In Japan hebben ze hier een oplossing voor bedacht. Door een kuiken zachtjes te knijpen, kun je de de darmen en de geslachtsdelen ietwat naar buiten laten puilen. Een ervaren kuikenkijker kan vervolgens binnen een paar seconden het geslacht vast stellen. Zo’n ervaren kuikenkijker wordt je niet zo maar. Ieder kuiken ziet er van onderen namelijk anders uit. Na een twee jaar durende training aan de Zen-Nippon Chick Sexing School ben je pas in staat om de kip van de hen te onderscheiden. De expert kuikenkijker is zo doende in staat om het geslacht van 1200 kuikens per uur met een zekerheid van 98 tot 99 procent te bepalen. In Japan zijn er zelfs een paar super professionals die twee kuikens per keer kunnen onderzoeken. Zij halen hierdoor zo’n 1700 kuikens per uur.

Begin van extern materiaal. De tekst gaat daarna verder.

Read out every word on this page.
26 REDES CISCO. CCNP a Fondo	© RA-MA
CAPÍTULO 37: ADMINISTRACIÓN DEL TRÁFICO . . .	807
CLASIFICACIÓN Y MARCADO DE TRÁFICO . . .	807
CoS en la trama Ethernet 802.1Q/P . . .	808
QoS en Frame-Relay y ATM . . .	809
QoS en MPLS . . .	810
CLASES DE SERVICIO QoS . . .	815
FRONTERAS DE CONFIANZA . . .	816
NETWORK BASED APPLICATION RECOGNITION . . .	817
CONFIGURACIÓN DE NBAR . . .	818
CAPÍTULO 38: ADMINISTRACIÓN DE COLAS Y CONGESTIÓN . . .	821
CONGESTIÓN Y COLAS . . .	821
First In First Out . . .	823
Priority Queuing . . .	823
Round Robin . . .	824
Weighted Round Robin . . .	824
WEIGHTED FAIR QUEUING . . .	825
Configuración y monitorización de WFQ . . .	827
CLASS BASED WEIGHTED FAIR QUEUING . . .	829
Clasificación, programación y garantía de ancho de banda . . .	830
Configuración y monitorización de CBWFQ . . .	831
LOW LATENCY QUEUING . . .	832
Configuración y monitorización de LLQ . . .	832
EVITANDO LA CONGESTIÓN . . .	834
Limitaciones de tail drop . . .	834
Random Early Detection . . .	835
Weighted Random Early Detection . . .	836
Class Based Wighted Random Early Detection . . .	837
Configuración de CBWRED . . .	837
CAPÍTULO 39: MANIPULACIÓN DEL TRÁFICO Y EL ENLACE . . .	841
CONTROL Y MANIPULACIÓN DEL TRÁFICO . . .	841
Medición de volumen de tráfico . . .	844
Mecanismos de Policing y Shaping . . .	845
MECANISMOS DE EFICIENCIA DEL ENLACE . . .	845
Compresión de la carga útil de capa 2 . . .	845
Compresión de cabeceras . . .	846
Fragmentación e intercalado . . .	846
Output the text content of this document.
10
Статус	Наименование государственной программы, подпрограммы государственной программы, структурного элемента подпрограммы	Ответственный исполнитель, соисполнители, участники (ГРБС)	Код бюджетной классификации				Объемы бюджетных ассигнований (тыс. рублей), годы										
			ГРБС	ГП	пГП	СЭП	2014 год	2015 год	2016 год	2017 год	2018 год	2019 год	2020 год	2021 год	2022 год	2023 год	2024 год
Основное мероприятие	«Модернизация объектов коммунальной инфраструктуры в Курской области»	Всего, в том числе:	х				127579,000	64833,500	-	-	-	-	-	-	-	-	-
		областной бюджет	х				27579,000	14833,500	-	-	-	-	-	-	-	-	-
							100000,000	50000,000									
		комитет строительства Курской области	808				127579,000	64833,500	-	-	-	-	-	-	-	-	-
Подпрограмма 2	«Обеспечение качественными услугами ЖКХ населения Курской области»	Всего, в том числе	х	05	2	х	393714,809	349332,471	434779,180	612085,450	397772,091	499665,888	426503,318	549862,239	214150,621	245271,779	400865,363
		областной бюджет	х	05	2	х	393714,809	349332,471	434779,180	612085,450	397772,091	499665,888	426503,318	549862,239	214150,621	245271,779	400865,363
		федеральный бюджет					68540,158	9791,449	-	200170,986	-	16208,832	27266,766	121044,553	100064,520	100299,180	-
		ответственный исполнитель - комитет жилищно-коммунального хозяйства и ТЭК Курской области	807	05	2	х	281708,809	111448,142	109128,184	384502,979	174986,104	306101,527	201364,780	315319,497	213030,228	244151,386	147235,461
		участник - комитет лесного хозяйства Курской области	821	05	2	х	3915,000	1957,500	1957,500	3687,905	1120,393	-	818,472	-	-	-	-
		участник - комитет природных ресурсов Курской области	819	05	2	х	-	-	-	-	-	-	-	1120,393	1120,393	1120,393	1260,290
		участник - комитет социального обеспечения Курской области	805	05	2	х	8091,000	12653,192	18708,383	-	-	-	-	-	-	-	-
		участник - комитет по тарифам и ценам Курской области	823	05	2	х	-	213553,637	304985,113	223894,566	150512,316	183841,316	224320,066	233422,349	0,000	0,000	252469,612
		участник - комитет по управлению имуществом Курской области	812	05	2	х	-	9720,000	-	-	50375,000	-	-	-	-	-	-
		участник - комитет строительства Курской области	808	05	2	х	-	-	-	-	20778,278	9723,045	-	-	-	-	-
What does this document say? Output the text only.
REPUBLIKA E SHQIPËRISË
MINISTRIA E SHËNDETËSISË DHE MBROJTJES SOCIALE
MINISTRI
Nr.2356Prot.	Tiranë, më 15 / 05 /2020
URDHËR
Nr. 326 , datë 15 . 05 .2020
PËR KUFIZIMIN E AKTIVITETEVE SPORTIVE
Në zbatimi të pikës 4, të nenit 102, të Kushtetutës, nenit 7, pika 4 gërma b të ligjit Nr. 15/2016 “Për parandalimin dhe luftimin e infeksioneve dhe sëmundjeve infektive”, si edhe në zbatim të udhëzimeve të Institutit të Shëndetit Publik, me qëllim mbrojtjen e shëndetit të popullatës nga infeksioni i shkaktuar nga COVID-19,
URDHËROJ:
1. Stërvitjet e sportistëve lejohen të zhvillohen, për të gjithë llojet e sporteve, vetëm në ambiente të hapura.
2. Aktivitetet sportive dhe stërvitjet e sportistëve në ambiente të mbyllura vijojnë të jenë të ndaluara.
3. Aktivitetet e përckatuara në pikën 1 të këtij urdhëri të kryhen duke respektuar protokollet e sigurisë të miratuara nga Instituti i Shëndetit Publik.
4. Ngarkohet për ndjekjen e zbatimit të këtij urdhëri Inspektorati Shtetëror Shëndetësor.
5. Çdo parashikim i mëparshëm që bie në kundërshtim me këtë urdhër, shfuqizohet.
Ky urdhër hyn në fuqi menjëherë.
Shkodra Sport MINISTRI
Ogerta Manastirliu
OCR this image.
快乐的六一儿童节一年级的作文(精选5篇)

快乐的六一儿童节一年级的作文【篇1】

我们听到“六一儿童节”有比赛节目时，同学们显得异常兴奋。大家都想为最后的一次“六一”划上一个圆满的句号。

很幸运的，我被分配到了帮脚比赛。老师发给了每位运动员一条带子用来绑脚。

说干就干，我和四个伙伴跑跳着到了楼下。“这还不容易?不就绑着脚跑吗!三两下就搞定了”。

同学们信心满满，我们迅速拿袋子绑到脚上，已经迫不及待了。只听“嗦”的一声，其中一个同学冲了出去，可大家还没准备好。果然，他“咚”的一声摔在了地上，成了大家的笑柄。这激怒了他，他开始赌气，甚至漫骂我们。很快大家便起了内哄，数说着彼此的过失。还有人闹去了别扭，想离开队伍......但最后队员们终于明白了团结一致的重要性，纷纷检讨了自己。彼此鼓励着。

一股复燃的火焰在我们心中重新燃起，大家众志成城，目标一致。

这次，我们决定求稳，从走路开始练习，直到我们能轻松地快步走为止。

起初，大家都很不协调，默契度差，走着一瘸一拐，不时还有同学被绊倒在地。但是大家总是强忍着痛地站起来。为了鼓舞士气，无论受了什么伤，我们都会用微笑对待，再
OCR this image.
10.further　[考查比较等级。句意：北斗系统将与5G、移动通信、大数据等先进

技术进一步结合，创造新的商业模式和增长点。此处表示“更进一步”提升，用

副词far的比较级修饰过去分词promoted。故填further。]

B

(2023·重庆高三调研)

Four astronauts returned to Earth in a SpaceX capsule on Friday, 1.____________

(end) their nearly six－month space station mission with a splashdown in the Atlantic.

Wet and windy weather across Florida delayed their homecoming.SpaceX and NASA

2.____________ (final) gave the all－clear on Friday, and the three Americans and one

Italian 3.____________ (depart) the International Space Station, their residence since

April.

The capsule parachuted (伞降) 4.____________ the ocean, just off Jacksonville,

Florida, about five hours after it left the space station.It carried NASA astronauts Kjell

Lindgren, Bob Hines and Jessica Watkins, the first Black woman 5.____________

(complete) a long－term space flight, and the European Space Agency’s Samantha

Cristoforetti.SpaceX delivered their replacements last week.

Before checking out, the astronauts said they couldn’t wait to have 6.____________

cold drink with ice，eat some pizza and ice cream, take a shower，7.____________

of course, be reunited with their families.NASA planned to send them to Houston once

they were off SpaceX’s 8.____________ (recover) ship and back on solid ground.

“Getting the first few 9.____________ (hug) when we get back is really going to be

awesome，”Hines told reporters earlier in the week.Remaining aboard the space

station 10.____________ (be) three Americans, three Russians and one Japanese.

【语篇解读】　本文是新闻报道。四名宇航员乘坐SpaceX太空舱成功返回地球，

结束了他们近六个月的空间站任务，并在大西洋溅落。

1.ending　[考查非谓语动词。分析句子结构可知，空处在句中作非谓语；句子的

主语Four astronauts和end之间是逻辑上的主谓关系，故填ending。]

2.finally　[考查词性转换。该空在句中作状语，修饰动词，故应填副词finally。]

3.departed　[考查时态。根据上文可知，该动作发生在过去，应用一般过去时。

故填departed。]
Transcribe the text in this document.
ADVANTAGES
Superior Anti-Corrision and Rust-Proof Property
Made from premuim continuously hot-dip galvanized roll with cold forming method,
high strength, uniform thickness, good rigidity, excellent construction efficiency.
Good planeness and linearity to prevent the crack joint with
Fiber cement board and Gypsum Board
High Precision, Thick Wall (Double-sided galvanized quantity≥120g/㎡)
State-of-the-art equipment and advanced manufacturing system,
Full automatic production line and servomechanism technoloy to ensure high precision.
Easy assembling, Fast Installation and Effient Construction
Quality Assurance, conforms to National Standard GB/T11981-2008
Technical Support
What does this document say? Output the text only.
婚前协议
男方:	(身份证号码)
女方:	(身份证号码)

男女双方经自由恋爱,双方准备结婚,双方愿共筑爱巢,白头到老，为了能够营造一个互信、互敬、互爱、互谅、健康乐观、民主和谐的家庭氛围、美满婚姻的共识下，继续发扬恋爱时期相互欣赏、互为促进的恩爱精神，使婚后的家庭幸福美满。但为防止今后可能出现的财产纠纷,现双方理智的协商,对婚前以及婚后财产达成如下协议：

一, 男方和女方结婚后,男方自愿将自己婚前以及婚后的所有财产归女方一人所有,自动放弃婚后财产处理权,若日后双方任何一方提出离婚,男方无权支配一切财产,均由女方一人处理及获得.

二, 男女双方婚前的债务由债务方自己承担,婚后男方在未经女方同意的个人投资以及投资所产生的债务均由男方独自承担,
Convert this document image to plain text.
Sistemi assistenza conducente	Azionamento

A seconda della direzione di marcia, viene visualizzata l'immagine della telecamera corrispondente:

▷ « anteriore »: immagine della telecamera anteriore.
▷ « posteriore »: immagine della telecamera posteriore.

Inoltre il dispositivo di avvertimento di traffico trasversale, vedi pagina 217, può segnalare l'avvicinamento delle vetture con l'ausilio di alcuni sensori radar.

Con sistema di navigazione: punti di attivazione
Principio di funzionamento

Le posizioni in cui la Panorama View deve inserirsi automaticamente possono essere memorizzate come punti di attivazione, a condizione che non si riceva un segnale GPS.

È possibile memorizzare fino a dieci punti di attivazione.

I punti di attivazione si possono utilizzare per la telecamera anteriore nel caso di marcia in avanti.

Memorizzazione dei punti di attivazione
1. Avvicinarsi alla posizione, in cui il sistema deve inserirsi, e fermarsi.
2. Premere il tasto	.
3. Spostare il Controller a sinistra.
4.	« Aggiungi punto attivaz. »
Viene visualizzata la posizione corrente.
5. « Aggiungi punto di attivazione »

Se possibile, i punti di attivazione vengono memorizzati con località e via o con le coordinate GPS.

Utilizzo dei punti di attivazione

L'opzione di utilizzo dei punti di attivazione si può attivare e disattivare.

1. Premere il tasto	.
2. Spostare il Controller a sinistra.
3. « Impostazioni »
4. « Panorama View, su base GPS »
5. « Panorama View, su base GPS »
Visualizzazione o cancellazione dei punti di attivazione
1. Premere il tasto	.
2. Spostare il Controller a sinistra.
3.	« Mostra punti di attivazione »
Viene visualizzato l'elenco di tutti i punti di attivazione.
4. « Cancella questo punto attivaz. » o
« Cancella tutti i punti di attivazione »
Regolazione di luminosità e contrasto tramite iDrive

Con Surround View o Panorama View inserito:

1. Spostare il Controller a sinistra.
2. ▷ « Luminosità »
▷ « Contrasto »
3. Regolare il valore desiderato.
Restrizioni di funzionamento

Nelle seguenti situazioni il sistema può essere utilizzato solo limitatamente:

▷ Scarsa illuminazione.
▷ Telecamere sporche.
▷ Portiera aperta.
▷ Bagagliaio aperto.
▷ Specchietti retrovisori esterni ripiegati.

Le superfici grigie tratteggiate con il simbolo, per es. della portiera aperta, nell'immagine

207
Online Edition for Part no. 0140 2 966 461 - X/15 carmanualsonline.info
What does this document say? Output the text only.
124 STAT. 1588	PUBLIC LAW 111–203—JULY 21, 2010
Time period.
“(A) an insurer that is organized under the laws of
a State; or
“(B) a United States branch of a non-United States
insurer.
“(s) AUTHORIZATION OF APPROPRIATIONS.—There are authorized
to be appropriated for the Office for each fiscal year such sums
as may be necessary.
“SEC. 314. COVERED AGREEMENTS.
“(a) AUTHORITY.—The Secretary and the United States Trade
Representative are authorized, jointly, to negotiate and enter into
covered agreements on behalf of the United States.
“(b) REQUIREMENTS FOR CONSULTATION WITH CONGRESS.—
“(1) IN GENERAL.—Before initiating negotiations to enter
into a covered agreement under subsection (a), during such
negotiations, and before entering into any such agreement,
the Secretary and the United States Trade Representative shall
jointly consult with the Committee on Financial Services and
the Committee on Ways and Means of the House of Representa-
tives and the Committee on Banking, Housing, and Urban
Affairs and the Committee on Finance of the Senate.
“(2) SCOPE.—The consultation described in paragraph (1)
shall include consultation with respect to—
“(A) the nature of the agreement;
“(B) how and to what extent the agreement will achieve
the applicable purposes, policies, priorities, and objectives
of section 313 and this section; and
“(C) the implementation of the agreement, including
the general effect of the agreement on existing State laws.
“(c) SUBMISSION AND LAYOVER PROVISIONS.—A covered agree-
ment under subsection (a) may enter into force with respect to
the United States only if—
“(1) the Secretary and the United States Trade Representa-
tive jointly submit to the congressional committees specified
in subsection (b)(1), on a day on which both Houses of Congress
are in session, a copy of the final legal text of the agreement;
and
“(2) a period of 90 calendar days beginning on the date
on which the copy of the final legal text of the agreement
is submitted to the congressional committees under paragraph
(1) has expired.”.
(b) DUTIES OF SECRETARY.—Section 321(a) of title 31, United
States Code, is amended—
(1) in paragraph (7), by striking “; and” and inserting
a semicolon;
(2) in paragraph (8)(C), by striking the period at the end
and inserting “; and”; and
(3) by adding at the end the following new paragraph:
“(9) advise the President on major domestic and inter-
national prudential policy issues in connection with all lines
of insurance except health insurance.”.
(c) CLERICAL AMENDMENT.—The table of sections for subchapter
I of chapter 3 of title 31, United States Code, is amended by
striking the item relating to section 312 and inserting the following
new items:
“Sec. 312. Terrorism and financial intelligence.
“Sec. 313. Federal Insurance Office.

Diverse wetenschappers hebben zich gebogen over dit fenomeen. Hoe zijn deze ervaren kuikenkijkers in staat om binnen enkele seconden het geslacht van een kuiken te bepalen? Deze vraag kunnen de kuikenkijkers zelf niet beantwoorden. Ze “weten” het gewoon. Het is intuïtie. Wat heeft de geslachtsbepaling van een kuiken met het geheugen te maken? Volgens Joshua Foer alles.

In zijn zoektocht naar de werking van het menselijk geheugen komt Foer ook in aanraking met schaakkampioenen. Uit onderzoek van de Nederlander Adriaan de Groot blijkt dat schaakgrootmeesters in werkelijkheid niet afwijken van de doorsnee mens. Hun brein laat dezelfde capaciteiten zien. Waarom kunnen ze dan toch zo goed schaken? Misschien de grootste verrassing uit het onderzoek van de Groot was, dat schakers niet vooruitdenken. Ze zien de juiste zet in een oogopslag. Ze beschouwen de 32 stukken niet individueel, maar nemen het totale bord in een keer op en reageren daar bliksemsnel op.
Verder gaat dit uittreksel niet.